Idea/Tip Number 15: Provide some relief. If your know a Domestic Violence victim/survivor who is being kept at home without relief during the holiday season, do a random act of kindness for her: Offer to babysit the children for a few hours while the abuser is out so she can have a breather; Send over some small festive goodies such as cookies, candy or something else traditional with a kind note; Offer to pick up groceries for her on your grocery run.
Idea/Tip Number 16: Check in regularly. If you fear for your friend or family member’s life over the holiday season, call or text her once a day at a random time to see if she is all right. If it’s your neighbour, keep an eye out on the house and your ears pricked for any signs or sounds of violence.

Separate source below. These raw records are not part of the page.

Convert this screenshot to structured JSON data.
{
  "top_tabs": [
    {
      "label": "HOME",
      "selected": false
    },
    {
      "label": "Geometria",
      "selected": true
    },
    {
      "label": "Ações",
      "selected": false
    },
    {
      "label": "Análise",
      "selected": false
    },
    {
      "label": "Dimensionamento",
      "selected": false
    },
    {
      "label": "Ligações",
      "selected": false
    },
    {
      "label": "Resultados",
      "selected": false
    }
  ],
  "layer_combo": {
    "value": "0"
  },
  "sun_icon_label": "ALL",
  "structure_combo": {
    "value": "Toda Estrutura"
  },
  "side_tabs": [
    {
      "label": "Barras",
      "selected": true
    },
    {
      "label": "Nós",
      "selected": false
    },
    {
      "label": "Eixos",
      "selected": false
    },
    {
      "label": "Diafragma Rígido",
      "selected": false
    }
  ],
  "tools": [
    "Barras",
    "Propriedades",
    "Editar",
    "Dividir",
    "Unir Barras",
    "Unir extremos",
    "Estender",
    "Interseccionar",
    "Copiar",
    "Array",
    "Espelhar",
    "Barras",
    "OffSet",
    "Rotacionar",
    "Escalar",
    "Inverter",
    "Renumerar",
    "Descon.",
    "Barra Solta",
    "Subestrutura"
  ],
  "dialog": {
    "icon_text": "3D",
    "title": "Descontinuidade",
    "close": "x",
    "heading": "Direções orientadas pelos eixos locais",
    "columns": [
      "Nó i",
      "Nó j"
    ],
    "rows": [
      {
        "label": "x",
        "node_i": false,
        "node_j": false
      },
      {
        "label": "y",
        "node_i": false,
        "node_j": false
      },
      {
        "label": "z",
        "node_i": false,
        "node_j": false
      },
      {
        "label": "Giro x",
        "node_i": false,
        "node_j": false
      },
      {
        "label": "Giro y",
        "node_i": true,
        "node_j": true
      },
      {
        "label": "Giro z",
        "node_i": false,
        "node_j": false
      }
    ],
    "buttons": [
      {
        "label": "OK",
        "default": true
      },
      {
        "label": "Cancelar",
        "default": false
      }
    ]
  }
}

It is important to have a safety kit in case you have to exit a dangerous situation quickly. This kit should be hidden in a safe place and should include emergency numbers, a bag of clothing and toiletries, important documents such as birth certificates and a driver’s license, medication, prescriptions, car keys, house keys, and cash.
Notes to the editor
- Over 1.2 million incidents of domestic violence in the UK each year (Office of National Statistics)
- Every week 2 women are murdered by current or ex-partners (Home Office )
- Approximately 100,000 individuals are currently (2011/2012) at high risk of serious harm or murder as a result of DA (CAADA, 2012).
- Prosecution rates of domestic violence is 6.5% of those originally charged. Watson, 2010; CPS, 2011; CPS 2012.
- In 2010/2011, domestic violence accounted for 18% of all violent incidents reported in England and Wales (Chaplin, Flatley, & Smith, 2011) .
- Approximately 130,000 children are currently (2011/2012) living with DV (CAADA, 2012).
- Domestic violence costs the tax payer an estimated £3.9bn per year (CAADA, 2010; Walby, 2004, 2009).
- High risk domestic violence makes up nearly £2.4bn of these costs (CAADA, 2010; Walby, 2004, 2009).
- Domestic violence accounts for 10% of emergency calls (Labour Party Freedom of Information requests February 2013).